Laporan Wartawan Tribunnews.com, Gita Irawan
TRIBUNNEWS.COM, JAKARTA - Ahli Hukum Pidana Prof Harkristuti Harkrisnowo mengungkapkan kerancauan terkait restitusi dalam putusan terdakwa tindak pidana rudakpaksa terhadap 13 santriwati, Herry Wirawan.
Ia menjelaskan restitusi adalah suatu program yang ditujukan untuk membuat korban pulih sejauh mungkin.
Namun demikian, menurut dia, restitusi bukanlah hukuman atau alternatif pidana penjara atau denda.
Restitusi, kata Tuti, dan tidak bisa menggantikan pidana-pidana lain.
Restitusi adalah utang dari si pelaku kejahatan kepada korban yang telah menderita akibat perbuatan yang telah dilakukannya.
Untuk itu menurutnya ada kerancuan dalam putusan yang djatuhkan kepada Herry karena restitusi dibebankan kepada negara dalam hal ini Kementerian Pemberdayaan Perempuan dan Perlindungan Anak (PPPA).
Dalam konteks tersebut, restitusi dal putusan hakim lebih bermakna sebagai kompensasi.
"Jadi kayaknya ada sedikit kerancuan dalam menggunakan istilah," kata Tuti dalam acara bertajuk Restitusi VS Kompensasi Bagi Korban Kekerasan Seksual yang digelar LPSK secara daring dan luring pada Rabu (23/2/2022).

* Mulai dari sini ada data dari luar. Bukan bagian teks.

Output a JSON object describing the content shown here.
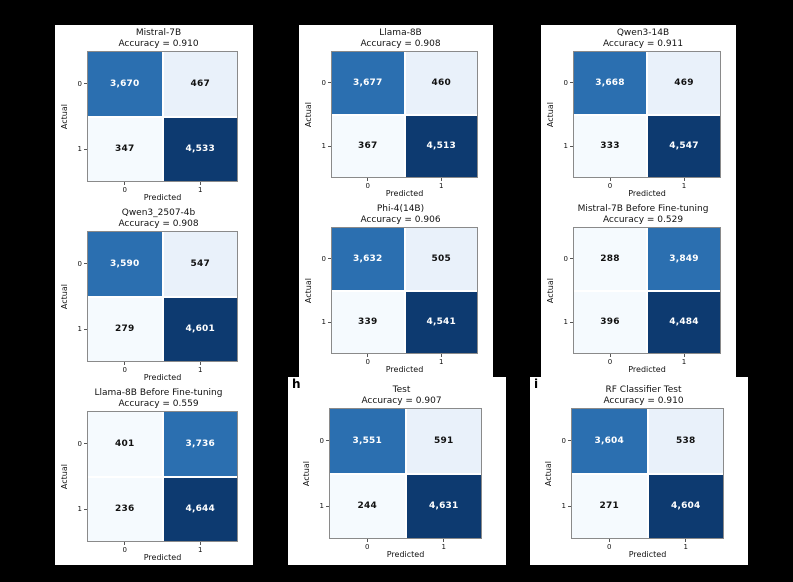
{
  "figure": {
    "background": "#000000",
    "panel_background": "#ffffff",
    "spine_color": "#8a8a8a",
    "text_color": "#111111"
  },
  "colors": {
    "cell_dark": "#0d3a70",
    "cell_mid": "#2b6fb0",
    "cell_light": "#e9f1fa",
    "cell_lighter": "#f5fafe",
    "cell_text_on_dark": "#ffffff",
    "cell_text_on_light": "#111111"
  },
  "chart_data": [
    {
      "type": "heatmap",
      "title": "Mistral-7B",
      "accuracy": 0.91,
      "accuracy_label": "Accuracy = 0.910",
      "xlabel": "Predicted",
      "ylabel": "Actual",
      "x_ticks": [
        "0",
        "1"
      ],
      "y_ticks": [
        "0",
        "1"
      ],
      "matrix": [
        [
          3670,
          467
        ],
        [
          347,
          4533
        ]
      ],
      "matrix_display": [
        [
          "3,670",
          "467"
        ],
        [
          "347",
          "4,533"
        ]
      ]
    },
    {
      "type": "heatmap",
      "title": "Llama-8B",
      "accuracy": 0.908,
      "accuracy_label": "Accuracy = 0.908",
      "xlabel": "Predicted",
      "ylabel": "Actual",
      "x_ticks": [
        "0",
        "1"
      ],
      "y_ticks": [
        "0",
        "1"
      ],
      "matrix": [
        [
          3677,
          460
        ],
        [
          367,
          4513
        ]
      ],
      "matrix_display": [
        [
          "3,677",
          "460"
        ],
        [
          "367",
          "4,513"
        ]
      ]
    },
    {
      "type": "heatmap",
      "title": "Qwen3-14B",
      "accuracy": 0.911,
      "accuracy_label": "Accuracy = 0.911",
      "xlabel": "Predicted",
      "ylabel": "Actual",
      "x_ticks": [
        "0",
        "1"
      ],
      "y_ticks": [
        "0",
        "1"
      ],
      "matrix": [
        [
          3668,
          469
        ],
        [
          333,
          4547
        ]
      ],
      "matrix_display": [
        [
          "3,668",
          "469"
        ],
        [
          "333",
          "4,547"
        ]
      ]
    },
    {
      "type": "heatmap",
      "title": "Qwen3_2507-4b",
      "accuracy": 0.908,
      "accuracy_label": "Accuracy = 0.908",
      "xlabel": "Predicted",
      "ylabel": "Actual",
      "x_ticks": [
        "0",
        "1"
      ],
      "y_ticks": [
        "0",
        "1"
      ],
      "matrix": [
        [
          3590,
          547
        ],
        [
          279,
          4601
        ]
      ],
      "matrix_display": [
        [
          "3,590",
          "547"
        ],
        [
          "279",
          "4,601"
        ]
      ]
    },
    {
      "type": "heatmap",
      "title": "Phi-4(14B)",
      "accuracy": 0.906,
      "accuracy_label": "Accuracy = 0.906",
      "xlabel": "Predicted",
      "ylabel": "Actual",
      "x_ticks": [
        "0",
        "1"
      ],
      "y_ticks": [
        "0",
        "1"
      ],
      "matrix": [
        [
          3632,
          505
        ],
        [
          339,
          4541
        ]
      ],
      "matrix_display": [
        [
          "3,632",
          "505"
        ],
        [
          "339",
          "4,541"
        ]
      ]
    },
    {
      "type": "heatmap",
      "title": "Mistral-7B Before Fine-tuning",
      "accuracy": 0.529,
      "accuracy_label": "Accuracy = 0.529",
      "xlabel": "Predicted",
      "ylabel": "Actual",
      "x_ticks": [
        "0",
        "1"
      ],
      "y_ticks": [
        "0",
        "1"
      ],
      "matrix": [
        [
          288,
          3849
        ],
        [
          396,
          4484
        ]
      ],
      "matrix_display": [
        [
          "288",
          "3,849"
        ],
        [
          "396",
          "4,484"
        ]
      ]
    },
    {
      "type": "heatmap",
      "title": "Llama-8B Before Fine-tuning",
      "accuracy": 0.559,
      "accuracy_label": "Accuracy = 0.559",
      "xlabel": "Predicted",
      "ylabel": "Actual",
      "x_ticks": [
        "0",
        "1"
      ],
      "y_ticks": [
        "0",
        "1"
      ],
      "matrix": [
        [
          401,
          3736
        ],
        [
          236,
          4644
        ]
      ],
      "matrix_display": [
        [
          "401",
          "3,736"
        ],
        [
          "236",
          "4,644"
        ]
      ]
    },
    {
      "type": "heatmap",
      "title": "Test",
      "accuracy": 0.907,
      "accuracy_label": "Accuracy = 0.907",
      "panel_label": "h",
      "xlabel": "Predicted",
      "ylabel": "Actual",
      "x_ticks": [
        "0",
        "1"
      ],
      "y_ticks": [
        "0",
        "1"
      ],
      "matrix": [
        [
          3551,
          591
        ],
        [
          244,
          4631
        ]
      ],
      "matrix_display": [
        [
          "3,551",
          "591"
        ],
        [
          "244",
          "4,631"
        ]
      ]
    },
    {
      "type": "heatmap",
      "title": "RF Classifier Test",
      "accuracy": 0.91,
      "accuracy_label": "Accuracy = 0.910",
      "panel_label": "i",
      "xlabel": "Predicted",
      "ylabel": "Actual",
      "x_ticks": [
        "0",
        "1"
      ],
      "y_ticks": [
        "0",
        "1"
      ],
      "matrix": [
        [
          3604,
          538
        ],
        [
          271,
          4604
        ]
      ],
      "matrix_display": [
        [
          "3,604",
          "538"
        ],
        [
          "271",
          "4,604"
        ]
      ]
    }
  ]
}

Akan tetapi, lanjut dia, masih ada persoalan lain karena berdasarkan Undang-Undang Perlindungan Saksi dan Korban, pemberian kompensasi dibatasi hanya pada korban pelanggaran HAM berat dan terorisme.
Hal tersebut, lanjut dia, sudah dirumuskan dalam pasal 7 Undang-Undang 31 tahun 2014.
Namun demikian, kata dia, untuk korban tindak pidana kekerasan seksual memang diberikan hak untuk mengajukan restitusi.
Hal tersebut, lanjut dia, diatur dalam pasal 7A Undang-Undang 31 tahun 2014 dan diperkuat juga dengan pasal 59 ayat 2J dan juga pasal 71D dari Undang-Undang Nomor 35 tahun 2014 tentang Perubahan atas Undang-Undang 23/2002 tentang perlindungan anak.
"Jadi mungkin di sini perlu ada perbaikan diktum atau bagaimana saya tidak tahu. Jadi (kerancuan) yang pertama penggunaan istilah," kata dia.